Erdoğan, bu savaşı iç siyasette ve erken seçimde malzeme olarak kullanacak.
Tutacak mı, onu hep birlikte görecğiz.
(4 Şubat 2020)

Global Momentler 2020-2040


İnsan-üstü ölçekteki krizler:
Su, gıda, enerji, çevre, salgın, nüfus.
İnsani ölçekteki krizler:
Yeni Orta Çağ
3. Dünya Savaşçıkları
Yokkutuplu Dünya
Aydınlanma Kültürü’nün tasfiyesi
Askeri, iktisadi, siyasi bir nolu’ların farklı odaklardalığı veya yokluğu
Okuryazarlığın gönüllü gerilemesi
BM’nin işlevsizliği ve ikamesizliği
IMF ve Dünya Bankası çizgisinin Dünya’yı ekonomik olarak batırması: Bakınız 1980-2020
2000-2200 tarihsel gerileme dönemi
(1945?)-1960-1980 ilericiliğinin 1980-2020 ve 2020-2060 gericilğine dönüş(türül)mesi
Bölgesel krizler:
Araplar’ın Yeni / N. Orta Çağ’ı
Latin Amerika, Afrika ve Hindistan’ın 2,5-4. Dünya’lığı
AB’nin birçok yönden kendini kasfiyesi
Mikro ülkelerin kampüs-komün mekanlar olamaması, üstelik tropiklerde ada ütopizmine sahipler
Kültürel üstyapı açmazları:
Bilimin 110 yıllık duralaması
Sanatın avangardsızlığı veya yetersiz avangardsızlığı
Düşünün kendini sıfırlaması
Entellektüellerin yönsüzlüğü (oryentasyon)
Derleme:
Negatif olmayan öğe / vektör yok
Bu durumda asıl negatif öğeler, pozitif sonuçlu olabilir veya  -1 + -1 = -2 yerine, -3 olabilir.

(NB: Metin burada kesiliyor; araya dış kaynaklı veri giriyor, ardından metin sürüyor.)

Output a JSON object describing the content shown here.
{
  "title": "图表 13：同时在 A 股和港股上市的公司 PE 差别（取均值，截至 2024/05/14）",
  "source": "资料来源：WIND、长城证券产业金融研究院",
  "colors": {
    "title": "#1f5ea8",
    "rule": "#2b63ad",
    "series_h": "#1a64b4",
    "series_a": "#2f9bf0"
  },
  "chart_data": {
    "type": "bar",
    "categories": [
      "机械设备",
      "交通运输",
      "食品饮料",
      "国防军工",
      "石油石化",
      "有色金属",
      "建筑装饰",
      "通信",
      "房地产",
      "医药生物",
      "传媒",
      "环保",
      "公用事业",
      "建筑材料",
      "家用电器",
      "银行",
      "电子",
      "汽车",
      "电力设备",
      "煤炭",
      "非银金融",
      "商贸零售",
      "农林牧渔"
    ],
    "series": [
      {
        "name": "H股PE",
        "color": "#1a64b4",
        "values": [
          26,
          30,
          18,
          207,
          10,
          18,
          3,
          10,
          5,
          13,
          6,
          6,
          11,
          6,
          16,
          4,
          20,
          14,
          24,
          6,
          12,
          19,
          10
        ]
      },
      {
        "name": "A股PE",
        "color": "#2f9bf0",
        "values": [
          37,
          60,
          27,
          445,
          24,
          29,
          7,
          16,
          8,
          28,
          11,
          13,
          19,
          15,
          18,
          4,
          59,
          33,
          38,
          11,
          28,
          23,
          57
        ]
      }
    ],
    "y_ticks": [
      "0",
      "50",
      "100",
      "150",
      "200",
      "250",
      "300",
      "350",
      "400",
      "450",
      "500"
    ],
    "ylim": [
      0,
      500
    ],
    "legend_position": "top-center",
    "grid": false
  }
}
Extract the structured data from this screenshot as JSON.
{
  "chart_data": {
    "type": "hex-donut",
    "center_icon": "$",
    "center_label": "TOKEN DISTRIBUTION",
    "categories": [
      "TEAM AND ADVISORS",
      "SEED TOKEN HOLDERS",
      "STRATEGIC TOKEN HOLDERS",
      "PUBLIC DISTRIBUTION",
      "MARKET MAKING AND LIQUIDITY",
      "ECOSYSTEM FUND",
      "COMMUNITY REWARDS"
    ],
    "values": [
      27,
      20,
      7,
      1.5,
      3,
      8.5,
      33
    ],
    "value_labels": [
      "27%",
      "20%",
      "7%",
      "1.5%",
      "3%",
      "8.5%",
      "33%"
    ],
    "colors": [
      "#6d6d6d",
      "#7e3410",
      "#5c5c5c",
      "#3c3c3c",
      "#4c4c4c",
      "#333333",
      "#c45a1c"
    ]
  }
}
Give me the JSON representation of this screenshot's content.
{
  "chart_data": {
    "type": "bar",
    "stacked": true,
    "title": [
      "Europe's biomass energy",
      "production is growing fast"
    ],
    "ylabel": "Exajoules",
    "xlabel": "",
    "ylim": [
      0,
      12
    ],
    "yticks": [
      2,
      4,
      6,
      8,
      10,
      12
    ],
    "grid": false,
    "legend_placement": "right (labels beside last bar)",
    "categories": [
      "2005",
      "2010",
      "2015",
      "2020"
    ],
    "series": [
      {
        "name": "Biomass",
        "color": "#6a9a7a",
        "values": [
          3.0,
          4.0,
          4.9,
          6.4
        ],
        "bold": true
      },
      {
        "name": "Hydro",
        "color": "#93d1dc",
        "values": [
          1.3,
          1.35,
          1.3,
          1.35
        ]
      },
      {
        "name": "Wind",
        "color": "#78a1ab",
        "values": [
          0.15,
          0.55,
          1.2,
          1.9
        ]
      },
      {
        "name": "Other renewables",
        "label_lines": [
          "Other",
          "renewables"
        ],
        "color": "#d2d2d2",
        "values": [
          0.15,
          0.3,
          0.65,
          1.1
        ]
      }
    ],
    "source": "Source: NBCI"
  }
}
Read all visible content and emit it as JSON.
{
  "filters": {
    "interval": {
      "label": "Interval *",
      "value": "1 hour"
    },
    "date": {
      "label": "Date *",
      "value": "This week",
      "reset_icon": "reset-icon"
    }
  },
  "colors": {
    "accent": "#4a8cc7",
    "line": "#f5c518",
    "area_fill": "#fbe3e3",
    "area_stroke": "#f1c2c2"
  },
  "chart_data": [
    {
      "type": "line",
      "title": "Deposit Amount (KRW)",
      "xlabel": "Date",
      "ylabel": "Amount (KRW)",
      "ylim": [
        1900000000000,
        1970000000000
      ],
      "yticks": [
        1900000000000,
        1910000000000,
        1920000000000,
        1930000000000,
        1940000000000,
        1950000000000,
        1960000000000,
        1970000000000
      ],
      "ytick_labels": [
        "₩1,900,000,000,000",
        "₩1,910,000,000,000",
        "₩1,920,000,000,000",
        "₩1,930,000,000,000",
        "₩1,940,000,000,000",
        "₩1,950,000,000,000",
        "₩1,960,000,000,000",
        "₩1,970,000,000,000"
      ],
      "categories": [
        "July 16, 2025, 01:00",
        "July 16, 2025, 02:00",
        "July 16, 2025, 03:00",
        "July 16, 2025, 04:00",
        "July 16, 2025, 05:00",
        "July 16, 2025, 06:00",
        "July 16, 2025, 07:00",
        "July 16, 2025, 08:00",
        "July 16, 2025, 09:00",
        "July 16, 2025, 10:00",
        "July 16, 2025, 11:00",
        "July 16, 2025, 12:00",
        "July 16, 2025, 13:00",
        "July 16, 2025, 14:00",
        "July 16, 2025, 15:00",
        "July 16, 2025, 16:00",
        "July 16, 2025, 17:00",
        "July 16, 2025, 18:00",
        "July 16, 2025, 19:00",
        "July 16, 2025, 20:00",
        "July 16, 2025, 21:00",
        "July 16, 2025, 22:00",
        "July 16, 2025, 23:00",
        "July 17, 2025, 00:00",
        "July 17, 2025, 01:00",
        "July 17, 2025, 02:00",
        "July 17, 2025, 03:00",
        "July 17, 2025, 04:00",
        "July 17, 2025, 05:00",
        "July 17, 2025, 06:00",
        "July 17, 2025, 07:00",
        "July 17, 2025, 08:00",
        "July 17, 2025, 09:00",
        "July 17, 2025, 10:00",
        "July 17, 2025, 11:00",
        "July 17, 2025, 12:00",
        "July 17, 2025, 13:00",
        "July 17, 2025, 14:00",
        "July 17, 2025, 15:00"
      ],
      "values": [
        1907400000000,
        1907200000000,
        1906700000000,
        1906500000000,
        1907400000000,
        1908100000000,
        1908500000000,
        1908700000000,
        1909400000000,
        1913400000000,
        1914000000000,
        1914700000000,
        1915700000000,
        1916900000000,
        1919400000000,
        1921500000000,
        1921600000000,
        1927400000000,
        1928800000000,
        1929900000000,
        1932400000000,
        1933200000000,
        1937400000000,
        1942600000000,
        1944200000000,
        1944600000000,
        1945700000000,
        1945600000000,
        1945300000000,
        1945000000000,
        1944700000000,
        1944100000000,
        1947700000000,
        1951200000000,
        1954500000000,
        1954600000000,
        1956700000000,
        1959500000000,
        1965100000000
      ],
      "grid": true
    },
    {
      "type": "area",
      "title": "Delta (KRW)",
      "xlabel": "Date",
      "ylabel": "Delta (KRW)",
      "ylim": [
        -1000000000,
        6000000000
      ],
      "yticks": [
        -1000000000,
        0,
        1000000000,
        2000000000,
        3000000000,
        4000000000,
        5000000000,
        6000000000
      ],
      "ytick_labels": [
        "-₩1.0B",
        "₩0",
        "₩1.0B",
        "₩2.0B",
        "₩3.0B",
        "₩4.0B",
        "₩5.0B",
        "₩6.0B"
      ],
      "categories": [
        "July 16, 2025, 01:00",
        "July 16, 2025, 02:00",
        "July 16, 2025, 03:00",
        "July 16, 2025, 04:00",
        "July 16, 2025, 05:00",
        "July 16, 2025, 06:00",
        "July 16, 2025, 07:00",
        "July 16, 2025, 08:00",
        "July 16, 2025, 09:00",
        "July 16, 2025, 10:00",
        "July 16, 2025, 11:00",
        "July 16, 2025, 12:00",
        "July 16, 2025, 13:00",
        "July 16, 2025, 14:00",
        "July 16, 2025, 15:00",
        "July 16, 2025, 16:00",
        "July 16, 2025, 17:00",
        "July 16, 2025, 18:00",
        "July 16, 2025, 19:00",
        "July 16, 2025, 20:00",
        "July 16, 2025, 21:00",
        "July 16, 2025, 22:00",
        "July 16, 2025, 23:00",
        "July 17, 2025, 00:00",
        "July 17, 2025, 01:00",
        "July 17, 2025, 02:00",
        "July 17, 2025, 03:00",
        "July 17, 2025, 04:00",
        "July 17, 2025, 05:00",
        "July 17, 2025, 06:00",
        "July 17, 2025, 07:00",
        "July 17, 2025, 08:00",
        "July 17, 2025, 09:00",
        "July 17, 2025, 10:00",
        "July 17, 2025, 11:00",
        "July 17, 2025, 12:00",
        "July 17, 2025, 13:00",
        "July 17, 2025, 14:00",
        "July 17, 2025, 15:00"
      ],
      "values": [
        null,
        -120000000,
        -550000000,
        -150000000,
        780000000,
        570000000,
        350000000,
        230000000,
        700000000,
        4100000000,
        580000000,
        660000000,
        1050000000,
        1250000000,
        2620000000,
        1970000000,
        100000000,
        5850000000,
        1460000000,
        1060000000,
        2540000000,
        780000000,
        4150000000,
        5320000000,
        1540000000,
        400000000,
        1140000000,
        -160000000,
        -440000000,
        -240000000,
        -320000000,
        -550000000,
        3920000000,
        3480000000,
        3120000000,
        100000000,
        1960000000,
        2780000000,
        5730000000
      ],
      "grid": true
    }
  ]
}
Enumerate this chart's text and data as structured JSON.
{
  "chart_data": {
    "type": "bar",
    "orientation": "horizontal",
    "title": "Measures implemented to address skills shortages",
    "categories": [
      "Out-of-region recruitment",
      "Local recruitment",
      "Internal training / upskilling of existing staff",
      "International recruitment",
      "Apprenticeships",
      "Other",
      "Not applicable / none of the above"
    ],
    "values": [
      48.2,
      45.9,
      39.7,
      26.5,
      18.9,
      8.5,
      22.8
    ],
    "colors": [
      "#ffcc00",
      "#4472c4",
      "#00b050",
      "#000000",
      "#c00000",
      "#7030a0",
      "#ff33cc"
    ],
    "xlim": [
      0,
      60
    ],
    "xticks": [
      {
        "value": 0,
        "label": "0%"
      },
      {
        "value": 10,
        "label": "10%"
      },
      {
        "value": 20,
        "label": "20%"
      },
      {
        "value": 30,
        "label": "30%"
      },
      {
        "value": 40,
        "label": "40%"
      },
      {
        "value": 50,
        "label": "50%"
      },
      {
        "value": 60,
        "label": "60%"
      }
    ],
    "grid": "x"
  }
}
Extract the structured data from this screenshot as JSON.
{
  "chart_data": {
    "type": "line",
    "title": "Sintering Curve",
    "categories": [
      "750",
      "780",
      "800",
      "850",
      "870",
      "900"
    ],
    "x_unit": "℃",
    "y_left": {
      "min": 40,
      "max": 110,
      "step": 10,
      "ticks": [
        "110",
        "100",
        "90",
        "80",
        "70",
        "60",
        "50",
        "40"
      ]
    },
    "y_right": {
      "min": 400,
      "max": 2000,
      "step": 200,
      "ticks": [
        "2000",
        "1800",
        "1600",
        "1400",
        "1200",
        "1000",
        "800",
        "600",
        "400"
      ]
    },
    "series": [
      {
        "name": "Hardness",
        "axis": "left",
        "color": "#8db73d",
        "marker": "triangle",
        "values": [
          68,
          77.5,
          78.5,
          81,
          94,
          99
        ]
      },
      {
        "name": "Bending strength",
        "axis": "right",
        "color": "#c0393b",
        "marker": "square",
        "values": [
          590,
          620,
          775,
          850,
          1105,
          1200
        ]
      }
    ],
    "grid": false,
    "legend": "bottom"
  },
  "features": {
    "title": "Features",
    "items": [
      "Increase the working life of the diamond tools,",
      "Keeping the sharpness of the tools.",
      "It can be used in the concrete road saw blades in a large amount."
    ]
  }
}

Büyük sayılar kuramına göre, ana akımlara baktığımız için, elimizde tam bir fraktal-artık mikro değerler listesi yok ama sonucu onlar belirleyecek
Örnek: AB’deki 3. ve 4. Dünya göçmenlerinin kültürel artı-değer yaratamamışlığı / yaratamıyorluğu gerçeği ne anlama geliyor?